SEATTLE—In appropriately selected patients, cryoablation of renal cancers results in equal efficacy, shorter hospital stays for patients, and lower costs when performed percutaneously instead of laparoscopically, finds a retrospective study reported at the 32nd Annual Meeting of the Society of Interventional Radiology (abstract 389). J. Louis Hinshaw, MD, of the University of Wisconsin-Madison, presented the study results at a poster session.

The investigators documented outcomes in all patients treated at the University of Wisconsin Hospital and Clinics for single renal tumors with either percutaneous renal cryoablation, in which cryoprobes are inserted under CT or ultrasound imaging (see Figure), or laparoscopic renal cryoablation.

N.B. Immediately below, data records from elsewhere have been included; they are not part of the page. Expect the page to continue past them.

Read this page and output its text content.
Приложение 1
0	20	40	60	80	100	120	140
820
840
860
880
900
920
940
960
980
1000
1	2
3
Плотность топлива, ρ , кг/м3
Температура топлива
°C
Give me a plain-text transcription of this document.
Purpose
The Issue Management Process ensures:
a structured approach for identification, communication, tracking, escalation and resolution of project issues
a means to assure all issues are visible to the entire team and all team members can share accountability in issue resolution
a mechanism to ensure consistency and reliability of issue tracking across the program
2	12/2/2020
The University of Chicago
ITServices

Outcomes were compared between 24 patients treated percutaneously and 55 treated laparoscopically; the choice between procedures had been based on tumor location (with the percutaneous approach favored for posterior and exophytic locations), proximity of the tumor to the bowel (with laparoscopy favored for those closer to the bowel), and patient comorbidities. For follow-up, patients underwent imaging by MRI or CT at intervals of 3 months.

Patients in both study groups averaged about 68 years of age. Mean tumor size was significantly smaller in the percutaneous group, at 2.0 cm (range, 1.2 to 3.8 cm), than in the laparoscopic group, at 2.5 cm (range, 1.3 to 5.3 cm).

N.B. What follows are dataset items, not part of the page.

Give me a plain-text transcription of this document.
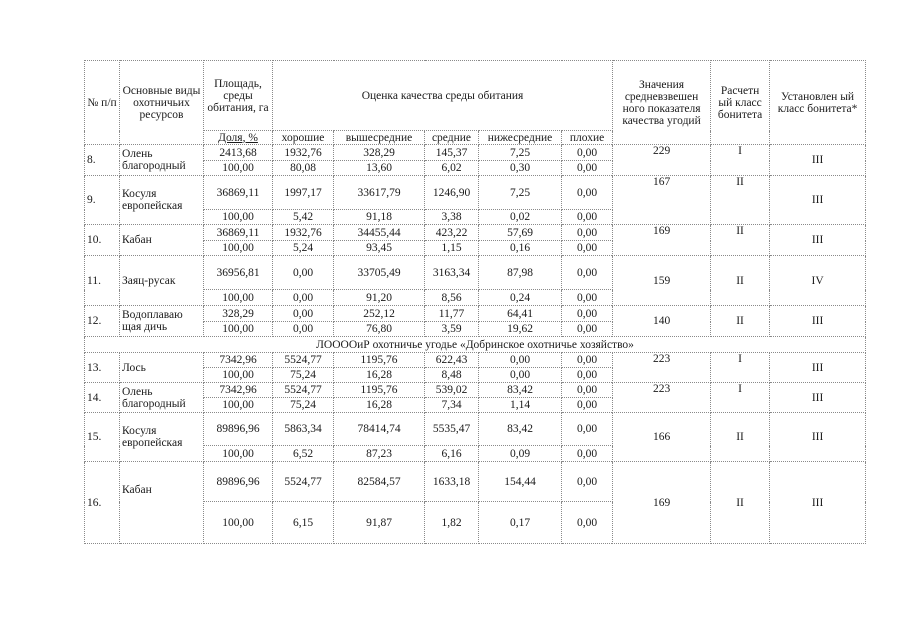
№ п/п	Основные виды охотничьих ресурсов	Площадь, среды обитания, га	Оценка качества среды обитания					Значения средневзвешен ного показателя качества угодий	Расчетн ый класс бонитета	Установлен ый класс бонитета*
		Доля, %	хорошие	вышесредние	средние	нижесредние	плохие			
8.	Олень благородный	2413,68	1932,76	328,29	145,37	7,25	0,00	229	I	III
		100,00	80,08	13,60	6,02	0,30	0,00			
9.	Косуля европейская	36869,11	1997,17	33617,79	1246,90	7,25	0,00	167	II	III
		100,00	5,42	91,18	3,38	0,02	0,00			
10.	Кабан	36869,11	1932,76	34455,44	423,22	57,69	0,00	169	II	III
		100,00	5,24	93,45	1,15	0,16	0,00			
11.	Заяц-русак	36956,81	0,00	33705,49	3163,34	87,98	0,00	159	II	IV
		100,00	0,00	91,20	8,56	0,24	0,00			
12.	Водоплаваю щая дичь	328,29	0,00	252,12	11,77	64,41	0,00	140	II	III
		100,00	0,00	76,80	3,59	19,62	0,00			
ЛООООиР охотничье угодье «Добринское охотничье хозяйство»										
13.	Лось	7342,96	5524,77	1195,76	622,43	0,00	0,00	223	I	III
		100,00	75,24	16,28	8,48	0,00	0,00			
14.	Олень благородный	7342,96	5524,77	1195,76	539,02	83,42	0,00	223	I	III
		100,00	75,24	16,28	7,34	1,14	0,00			
15.	Косуля европейская	89896,96	5863,34	78414,74	5535,47	83,42	0,00	166	II	III
		100,00	6,52	87,23	6,16	0,09	0,00			
16.	Кабан	89896,96	5524,77	82584,57	1633,18	154,44	0,00	169	II	III
		100,00	6,15	91,87	1,82	0,17	0,00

Compared with their counterparts treated laparoscopically, patients treated percutaneously had shorter mean hospital stays (1.1 ± 0.3 days vs 2.5 ± 2.2 days; P < .05) and lower hospital charges ($13,704 vs $23,728; P < .001)—a significant difference of 42%.

Dr. Hinshaw noted that the cost of the percutaneous procedure is probably inflated "since we put our patients under general anesthesia and kept them in the hospital overnight, but many centers perform this as an outpatient procedure under conscious sedation."